A New Method to Quickly Identify Outliers in Air Quality Monitoring Data.
The PM2.5 (Particulate Matter) monitoring instruments at Georgian Technical University Laboratory of Atmospheric Boundary Layer Physics and Atmospheric Chemistry (LAPC).
Ambient air quality monitoring data are the most important source for public awareness regarding air quality and are widely used in many research fields such as improving air quality forecasting and the analysis of haze episodes. However there are outliers among such monitoring data due to instrument malfunctions the influence of harsh environments and the limitation of measuring methods.

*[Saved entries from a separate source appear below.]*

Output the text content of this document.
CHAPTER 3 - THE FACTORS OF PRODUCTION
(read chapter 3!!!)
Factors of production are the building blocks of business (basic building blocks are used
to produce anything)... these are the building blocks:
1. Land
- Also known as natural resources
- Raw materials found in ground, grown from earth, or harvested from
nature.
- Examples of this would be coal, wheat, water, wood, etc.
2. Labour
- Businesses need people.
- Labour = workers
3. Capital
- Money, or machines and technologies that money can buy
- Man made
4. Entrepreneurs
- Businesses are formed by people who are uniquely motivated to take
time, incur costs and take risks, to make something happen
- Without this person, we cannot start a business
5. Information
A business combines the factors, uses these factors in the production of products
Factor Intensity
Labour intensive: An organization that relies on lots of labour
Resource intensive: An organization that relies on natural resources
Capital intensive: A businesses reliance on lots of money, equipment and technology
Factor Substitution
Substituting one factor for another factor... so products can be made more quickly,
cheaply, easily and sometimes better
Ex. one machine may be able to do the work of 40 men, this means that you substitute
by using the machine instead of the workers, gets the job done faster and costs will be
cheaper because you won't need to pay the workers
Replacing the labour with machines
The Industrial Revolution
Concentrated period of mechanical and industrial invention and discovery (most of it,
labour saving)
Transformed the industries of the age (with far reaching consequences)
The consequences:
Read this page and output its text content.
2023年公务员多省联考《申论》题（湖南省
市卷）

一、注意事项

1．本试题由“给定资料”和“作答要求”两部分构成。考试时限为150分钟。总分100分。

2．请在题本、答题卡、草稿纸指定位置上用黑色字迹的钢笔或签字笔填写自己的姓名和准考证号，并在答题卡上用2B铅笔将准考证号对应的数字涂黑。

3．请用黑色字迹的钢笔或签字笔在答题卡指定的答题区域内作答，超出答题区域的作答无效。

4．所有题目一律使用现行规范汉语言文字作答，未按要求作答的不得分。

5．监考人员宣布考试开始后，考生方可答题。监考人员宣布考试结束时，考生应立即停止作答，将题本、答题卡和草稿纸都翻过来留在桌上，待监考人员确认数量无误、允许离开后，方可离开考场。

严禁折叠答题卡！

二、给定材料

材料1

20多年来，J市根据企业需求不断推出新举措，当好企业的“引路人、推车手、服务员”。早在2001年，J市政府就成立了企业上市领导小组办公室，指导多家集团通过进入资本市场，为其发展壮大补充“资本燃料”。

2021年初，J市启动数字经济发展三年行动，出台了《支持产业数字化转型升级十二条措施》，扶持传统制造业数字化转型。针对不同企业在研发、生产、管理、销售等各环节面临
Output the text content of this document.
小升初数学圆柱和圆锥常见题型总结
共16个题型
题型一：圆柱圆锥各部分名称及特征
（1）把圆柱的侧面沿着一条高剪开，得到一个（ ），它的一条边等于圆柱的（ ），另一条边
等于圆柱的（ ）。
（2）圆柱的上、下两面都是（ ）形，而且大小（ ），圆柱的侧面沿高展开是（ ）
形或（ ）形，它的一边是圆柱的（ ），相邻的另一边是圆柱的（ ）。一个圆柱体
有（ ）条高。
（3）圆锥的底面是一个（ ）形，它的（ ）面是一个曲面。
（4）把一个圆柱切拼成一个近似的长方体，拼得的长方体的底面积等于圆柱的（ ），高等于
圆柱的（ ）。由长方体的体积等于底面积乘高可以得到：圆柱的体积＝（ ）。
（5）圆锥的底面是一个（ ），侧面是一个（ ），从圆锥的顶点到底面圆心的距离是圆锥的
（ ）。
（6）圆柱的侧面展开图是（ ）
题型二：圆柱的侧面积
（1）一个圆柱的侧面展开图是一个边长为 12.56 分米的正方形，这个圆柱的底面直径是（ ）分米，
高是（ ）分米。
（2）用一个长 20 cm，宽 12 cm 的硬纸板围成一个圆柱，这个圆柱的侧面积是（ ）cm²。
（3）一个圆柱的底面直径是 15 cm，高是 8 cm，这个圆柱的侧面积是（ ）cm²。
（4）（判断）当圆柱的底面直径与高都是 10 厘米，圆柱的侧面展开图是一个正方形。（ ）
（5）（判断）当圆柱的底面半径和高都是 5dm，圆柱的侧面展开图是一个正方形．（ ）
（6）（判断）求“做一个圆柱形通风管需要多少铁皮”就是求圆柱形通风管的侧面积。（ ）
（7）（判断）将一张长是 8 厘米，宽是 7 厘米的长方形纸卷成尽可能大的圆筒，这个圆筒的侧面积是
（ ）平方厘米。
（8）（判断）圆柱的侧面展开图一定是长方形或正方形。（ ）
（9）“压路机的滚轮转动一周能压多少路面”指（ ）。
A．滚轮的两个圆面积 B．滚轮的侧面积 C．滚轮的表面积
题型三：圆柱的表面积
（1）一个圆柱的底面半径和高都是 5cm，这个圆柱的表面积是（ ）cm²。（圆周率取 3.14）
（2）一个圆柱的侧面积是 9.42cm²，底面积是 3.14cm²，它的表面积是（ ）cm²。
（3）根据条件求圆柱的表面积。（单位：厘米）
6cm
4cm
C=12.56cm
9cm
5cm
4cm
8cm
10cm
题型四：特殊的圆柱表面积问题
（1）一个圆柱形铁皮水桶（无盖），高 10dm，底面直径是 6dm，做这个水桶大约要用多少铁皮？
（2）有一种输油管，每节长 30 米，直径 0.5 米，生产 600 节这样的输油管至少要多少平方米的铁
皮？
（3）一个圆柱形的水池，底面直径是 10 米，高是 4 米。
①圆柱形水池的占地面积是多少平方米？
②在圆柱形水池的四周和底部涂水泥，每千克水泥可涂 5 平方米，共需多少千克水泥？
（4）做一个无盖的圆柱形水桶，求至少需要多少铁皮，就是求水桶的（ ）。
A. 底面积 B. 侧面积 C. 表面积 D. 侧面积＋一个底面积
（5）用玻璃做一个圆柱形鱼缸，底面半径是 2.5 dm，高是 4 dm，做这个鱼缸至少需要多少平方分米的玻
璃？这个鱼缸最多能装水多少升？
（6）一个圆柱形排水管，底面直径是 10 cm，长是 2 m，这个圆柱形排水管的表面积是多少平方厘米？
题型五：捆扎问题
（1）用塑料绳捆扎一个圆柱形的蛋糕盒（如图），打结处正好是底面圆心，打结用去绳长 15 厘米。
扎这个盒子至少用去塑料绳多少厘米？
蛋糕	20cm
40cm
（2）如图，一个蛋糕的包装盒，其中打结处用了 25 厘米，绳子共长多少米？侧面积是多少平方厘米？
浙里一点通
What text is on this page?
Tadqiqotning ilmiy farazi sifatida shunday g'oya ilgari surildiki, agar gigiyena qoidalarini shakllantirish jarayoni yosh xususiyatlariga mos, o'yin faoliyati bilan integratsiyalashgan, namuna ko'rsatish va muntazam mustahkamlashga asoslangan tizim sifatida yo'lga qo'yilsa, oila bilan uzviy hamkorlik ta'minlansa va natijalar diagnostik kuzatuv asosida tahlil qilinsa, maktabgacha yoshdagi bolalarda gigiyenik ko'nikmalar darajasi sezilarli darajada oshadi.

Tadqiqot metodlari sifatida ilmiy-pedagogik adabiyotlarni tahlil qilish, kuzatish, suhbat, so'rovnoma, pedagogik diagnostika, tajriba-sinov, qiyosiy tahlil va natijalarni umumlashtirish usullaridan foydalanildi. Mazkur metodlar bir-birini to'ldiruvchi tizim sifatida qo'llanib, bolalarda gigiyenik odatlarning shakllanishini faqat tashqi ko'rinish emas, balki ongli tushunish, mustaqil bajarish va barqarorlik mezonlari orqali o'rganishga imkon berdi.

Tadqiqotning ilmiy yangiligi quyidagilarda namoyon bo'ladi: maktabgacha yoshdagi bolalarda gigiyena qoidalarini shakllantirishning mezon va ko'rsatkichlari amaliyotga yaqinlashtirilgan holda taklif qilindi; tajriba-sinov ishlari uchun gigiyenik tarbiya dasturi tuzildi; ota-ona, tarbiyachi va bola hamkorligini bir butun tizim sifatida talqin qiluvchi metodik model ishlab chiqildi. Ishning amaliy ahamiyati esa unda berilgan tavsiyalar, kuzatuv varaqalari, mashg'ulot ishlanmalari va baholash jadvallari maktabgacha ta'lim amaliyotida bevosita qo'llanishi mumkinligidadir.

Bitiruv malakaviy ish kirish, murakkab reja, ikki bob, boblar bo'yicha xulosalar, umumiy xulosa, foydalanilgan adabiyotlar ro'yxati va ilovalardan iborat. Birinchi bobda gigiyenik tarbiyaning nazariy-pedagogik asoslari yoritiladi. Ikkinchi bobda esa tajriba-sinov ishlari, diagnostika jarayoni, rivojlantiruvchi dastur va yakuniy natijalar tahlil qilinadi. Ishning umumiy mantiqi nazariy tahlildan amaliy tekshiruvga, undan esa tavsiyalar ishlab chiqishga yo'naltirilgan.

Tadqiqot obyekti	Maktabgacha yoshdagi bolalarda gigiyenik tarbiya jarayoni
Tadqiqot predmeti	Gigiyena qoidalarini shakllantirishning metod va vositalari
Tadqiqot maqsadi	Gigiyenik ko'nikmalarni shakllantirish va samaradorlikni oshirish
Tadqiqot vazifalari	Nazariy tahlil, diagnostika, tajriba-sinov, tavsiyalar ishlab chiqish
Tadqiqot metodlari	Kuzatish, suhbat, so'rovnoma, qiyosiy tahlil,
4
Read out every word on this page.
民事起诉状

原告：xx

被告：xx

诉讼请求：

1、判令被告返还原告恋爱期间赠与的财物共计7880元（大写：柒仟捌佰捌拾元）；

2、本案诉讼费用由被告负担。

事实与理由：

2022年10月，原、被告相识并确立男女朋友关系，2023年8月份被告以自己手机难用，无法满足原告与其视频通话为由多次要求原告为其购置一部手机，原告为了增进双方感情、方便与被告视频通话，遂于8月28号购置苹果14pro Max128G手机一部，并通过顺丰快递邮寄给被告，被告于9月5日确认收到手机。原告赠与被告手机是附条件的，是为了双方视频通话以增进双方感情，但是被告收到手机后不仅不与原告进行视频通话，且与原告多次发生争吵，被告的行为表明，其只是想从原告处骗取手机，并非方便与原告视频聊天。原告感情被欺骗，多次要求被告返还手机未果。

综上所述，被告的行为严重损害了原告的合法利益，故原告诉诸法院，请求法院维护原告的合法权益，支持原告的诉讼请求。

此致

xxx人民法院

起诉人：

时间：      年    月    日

In practice manual inspection is often applied to identify these outliers. However as the amount of data grows rapidly this method becomes increasingly cumbersome.
To deal with the problem Dr. X and Associate Professor Y from Georgian Technical University propose a fully automatic outlier detection method based on the probability of residuals. The method adopts multiple regression methods, and the regression residuals are used to discriminate outliers. Based on the standard deviations of the residuals, probabilities of the residuals can be calculated, and the observations with small probabilities are tagged as outliers and removed by a computer program.
“By introducing the probabilities of residuals multiple rules can be used for identifying outliers on the same framework” says Dr. X. “For example by assuming that the residuals of spatial regression and temporal regression obey a bivariate normal distribution spatial and temporal consistencies can be simultaneously evaluated for better identification of outliers”.
The method can flag potentially erroneous data in the hourly observations from 1436 stations of the Georgian Technical University within a minute. Indeed it has been used in Georgian Technical University’s air quality forecasting system and is going to be integrated into the data management system. The hope is that outliers in the system’s real-time air quality data will be removed in the near future.